Not only were we not attacked by Afghanistan and not only did we not get the authorization from the UN Security Council to use force and not only did the Taliban make numerous offers to turn over Osama bin Laden – which Bush rejected each time – but we also admitted several months after the bombing that we did not know who was responsible for the attacks on September 11, 2001. Let’s be straight with ourselves: we illegally bombed one of the poorest countries in the world despite repeated attempts to negotiate and with only a "thought" of who was guilty? This is wreckless criminal behavior and certainly not something that needs to be "finished."
As it stands our occupation has been preventing reconciliation between the Afghan government and the Taliban, which the majority of the people of Afghanistan support. Also, our attacks are seeping over into Pakistan, much like the so-called secret war in Cambodia during the 1970s, which is exacerbating another issue altogether.
Obama made the comment on the previous campaign trail that the US “dropped the ball” in Afghanistan. This comment always disturbed me because it is not as if he was talking about playing soccer with the children of Afghanistan. He is talking about using lethal force on one of the poorest countries in the world. This is unacceptable.
And what about Iran? Outside of the fact that there isn’t any proof to our allegations and that the majority of the world is on Iran’s side (I mention this because Obama referenced working with “our allies”) we and “our allies” have no room to be talking when it comes to possessing nuclear weapons. Unlike Israel, Iran has not been attacking its neighbors from stolen land.

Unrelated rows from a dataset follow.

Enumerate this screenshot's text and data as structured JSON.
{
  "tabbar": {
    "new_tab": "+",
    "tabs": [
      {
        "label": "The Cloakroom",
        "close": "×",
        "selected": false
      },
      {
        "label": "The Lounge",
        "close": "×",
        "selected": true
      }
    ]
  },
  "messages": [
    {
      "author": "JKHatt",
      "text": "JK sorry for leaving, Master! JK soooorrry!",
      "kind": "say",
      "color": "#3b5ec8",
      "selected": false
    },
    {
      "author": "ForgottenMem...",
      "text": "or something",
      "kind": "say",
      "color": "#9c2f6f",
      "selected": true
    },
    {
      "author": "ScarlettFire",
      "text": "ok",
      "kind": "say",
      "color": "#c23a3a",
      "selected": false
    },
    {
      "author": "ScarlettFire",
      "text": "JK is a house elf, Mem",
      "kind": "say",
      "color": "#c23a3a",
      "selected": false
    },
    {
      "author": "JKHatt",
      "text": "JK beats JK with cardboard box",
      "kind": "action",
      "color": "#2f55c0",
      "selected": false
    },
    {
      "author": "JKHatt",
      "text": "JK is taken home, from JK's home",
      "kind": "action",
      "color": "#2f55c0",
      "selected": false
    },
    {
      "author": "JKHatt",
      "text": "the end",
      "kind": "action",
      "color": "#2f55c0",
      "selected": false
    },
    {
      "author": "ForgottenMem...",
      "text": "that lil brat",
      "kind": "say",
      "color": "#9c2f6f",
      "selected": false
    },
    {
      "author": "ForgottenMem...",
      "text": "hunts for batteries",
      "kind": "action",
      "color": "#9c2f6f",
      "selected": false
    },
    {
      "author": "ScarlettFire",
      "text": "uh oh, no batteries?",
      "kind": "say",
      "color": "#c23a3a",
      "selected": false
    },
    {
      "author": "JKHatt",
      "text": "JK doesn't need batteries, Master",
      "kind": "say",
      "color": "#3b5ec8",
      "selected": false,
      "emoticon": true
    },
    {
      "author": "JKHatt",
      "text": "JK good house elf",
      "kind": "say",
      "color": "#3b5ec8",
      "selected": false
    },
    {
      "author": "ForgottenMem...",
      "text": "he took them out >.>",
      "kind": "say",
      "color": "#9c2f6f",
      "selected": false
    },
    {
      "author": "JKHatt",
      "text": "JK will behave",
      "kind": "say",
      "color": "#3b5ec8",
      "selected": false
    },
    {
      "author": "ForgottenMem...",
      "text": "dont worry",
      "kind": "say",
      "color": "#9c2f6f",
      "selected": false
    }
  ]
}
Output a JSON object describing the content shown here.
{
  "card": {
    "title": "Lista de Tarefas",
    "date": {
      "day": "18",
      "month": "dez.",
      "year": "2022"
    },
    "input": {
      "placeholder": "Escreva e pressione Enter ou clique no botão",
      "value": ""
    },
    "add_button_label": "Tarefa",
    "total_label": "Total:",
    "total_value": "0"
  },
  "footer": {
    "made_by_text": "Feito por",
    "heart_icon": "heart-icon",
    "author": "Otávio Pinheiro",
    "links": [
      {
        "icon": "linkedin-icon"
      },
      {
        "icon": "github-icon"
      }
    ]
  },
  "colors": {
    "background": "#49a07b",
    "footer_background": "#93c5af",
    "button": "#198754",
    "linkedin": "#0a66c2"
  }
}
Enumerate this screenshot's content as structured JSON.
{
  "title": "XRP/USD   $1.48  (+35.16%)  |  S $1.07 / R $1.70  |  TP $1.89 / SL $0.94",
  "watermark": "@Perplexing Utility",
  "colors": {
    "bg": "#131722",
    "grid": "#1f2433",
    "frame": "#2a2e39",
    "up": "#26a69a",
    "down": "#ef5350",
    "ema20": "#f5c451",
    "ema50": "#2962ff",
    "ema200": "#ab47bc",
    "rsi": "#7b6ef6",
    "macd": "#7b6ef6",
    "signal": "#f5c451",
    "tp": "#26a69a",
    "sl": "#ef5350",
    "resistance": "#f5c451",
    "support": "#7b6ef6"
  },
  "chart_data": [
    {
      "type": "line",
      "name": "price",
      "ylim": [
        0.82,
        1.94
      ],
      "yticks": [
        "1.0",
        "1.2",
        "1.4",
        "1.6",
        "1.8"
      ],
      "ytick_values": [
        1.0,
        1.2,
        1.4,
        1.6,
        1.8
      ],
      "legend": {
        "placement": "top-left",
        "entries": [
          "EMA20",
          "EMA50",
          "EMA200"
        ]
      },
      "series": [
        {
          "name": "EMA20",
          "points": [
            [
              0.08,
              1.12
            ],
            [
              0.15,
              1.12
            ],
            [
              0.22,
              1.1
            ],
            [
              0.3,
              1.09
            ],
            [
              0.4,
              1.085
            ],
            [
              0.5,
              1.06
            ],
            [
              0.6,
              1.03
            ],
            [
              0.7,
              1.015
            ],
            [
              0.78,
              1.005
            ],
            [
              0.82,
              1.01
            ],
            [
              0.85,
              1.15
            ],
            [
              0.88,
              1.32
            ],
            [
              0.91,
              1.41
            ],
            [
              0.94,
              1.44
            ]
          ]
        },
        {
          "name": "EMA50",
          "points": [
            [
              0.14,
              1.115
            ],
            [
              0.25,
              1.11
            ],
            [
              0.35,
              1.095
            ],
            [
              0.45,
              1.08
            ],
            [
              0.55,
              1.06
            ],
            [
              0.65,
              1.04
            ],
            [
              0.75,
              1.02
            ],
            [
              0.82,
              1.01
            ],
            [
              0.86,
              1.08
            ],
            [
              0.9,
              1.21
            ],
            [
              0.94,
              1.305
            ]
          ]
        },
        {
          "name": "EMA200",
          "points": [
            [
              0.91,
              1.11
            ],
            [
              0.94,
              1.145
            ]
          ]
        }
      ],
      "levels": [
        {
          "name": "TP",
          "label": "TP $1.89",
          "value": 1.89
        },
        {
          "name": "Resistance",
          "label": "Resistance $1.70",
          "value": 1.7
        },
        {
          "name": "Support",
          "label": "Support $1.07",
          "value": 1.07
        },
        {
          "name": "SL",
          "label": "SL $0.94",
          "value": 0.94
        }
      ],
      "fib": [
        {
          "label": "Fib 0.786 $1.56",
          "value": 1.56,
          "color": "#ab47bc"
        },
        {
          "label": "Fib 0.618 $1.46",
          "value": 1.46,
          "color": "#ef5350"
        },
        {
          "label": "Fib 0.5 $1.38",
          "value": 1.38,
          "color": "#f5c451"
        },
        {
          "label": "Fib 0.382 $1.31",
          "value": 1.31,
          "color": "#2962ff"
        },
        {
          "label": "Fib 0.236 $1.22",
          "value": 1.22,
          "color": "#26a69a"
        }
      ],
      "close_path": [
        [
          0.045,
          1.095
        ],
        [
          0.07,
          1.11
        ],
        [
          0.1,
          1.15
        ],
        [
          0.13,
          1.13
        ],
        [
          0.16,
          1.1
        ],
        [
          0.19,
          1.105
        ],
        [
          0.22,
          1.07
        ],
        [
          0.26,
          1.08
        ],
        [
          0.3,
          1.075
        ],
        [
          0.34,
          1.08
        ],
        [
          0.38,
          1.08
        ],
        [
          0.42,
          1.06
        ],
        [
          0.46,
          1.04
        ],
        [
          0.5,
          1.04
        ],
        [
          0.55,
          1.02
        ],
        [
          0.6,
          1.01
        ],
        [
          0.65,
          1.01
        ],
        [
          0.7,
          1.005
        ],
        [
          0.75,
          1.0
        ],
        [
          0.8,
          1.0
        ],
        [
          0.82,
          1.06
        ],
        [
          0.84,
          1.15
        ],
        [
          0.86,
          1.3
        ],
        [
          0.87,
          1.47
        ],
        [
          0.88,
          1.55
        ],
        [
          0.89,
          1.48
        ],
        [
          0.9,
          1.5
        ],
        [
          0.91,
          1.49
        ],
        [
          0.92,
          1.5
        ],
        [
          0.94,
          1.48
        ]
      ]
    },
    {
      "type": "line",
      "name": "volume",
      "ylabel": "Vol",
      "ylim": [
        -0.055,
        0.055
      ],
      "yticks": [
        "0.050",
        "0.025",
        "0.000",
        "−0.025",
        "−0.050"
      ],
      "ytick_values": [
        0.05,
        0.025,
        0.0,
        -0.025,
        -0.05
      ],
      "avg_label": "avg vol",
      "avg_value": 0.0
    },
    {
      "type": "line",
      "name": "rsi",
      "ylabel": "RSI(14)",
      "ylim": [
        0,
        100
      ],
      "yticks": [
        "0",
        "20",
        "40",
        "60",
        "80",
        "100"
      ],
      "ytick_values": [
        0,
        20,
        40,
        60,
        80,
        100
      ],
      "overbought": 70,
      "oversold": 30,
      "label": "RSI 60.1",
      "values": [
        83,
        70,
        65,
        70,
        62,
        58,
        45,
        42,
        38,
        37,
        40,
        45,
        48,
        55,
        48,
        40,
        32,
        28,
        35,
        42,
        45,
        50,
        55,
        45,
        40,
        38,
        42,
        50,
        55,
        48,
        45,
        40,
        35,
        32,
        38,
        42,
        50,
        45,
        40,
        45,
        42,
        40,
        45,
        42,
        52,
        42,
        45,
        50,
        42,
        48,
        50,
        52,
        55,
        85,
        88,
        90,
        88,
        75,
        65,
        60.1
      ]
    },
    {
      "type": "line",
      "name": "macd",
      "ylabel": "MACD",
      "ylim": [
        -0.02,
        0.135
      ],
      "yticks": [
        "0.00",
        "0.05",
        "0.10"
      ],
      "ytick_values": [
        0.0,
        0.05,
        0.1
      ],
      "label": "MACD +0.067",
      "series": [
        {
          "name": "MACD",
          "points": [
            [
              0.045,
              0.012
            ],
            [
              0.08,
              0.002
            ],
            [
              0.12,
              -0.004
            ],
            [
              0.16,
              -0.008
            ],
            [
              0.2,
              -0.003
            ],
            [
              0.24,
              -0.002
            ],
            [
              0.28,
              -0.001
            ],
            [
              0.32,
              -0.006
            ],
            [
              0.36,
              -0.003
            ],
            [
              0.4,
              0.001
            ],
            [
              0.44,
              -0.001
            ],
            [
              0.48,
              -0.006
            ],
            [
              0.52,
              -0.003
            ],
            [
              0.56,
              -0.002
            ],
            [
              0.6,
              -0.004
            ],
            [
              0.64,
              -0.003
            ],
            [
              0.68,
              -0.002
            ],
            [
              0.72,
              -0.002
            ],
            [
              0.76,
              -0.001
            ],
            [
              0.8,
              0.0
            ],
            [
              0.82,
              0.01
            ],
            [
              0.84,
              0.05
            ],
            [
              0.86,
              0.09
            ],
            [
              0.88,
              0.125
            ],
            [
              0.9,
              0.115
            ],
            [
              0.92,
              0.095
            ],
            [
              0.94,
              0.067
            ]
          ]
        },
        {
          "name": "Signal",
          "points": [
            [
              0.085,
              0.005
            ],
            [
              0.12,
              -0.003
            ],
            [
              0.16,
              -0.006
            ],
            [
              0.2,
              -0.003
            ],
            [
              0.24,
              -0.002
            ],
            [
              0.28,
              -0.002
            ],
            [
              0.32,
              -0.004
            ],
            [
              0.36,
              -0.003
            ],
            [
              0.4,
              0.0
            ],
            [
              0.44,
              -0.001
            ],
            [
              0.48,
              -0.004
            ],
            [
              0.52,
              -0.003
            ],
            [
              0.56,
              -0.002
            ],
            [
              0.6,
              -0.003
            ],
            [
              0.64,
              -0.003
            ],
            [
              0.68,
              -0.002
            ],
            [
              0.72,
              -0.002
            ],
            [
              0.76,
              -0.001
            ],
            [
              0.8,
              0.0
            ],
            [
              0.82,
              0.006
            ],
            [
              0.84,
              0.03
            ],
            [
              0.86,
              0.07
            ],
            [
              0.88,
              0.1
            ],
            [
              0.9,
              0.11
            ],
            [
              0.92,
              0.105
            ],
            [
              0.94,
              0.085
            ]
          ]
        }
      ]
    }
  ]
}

There is one issue that is largely missing from the President-elects agenda: Pentagon budget. While there was a lot of criticism against the Wall Street Bailout on the grounds it was, well, a “bailout” or needles handouts to the rich who need to survive on their own, no one pointed out that at the same time Congress voted on “defense spending,” which like usual passed with overwhelming support.
The defense budget has long been used as corporate welfare, pork barrel spending and weapons that not only don’t get used, but as in the case of those that do get used like landmines and depleted uranium, shouldn’t be.
With all of this being said, and much more that wasn’t, the election was still a reflection of the noticeable move to the Left. Available opinion polls have long shown the American public as being much further to the left than policy makers and legislators. And perhaps it was the timing of this election that made it inevitable for the candidates to rely on populist rhetoric to get elected – the economic woes were too severe for politicians to ignore and the only way to reach the concerned voters was by adopting positions similar to theirs. For example, whereas my congressman, Joe Barton, had long been a stooge for big business he painted himself as a semi-populist looking out for workers and taxpayers.
We also cannot ignore the significance of the election as it pertains to race relations. Things have gotten better. We can debate how much further we have to go but the fact that America elected an African American as their president illustrates some success.
In summary the election highlighted an opportunity for change, and undoubtedly we will continue our organizing efforts. And while Obama may not be the progressive many of his supporters found him to be the most pertinent question for is: Considering the narrowness of our electoral choices as being between McCain and Obama who do we suspect we might have the best chance of success in reaching and dealing with? I cannot help but think that our move to the left was the right move.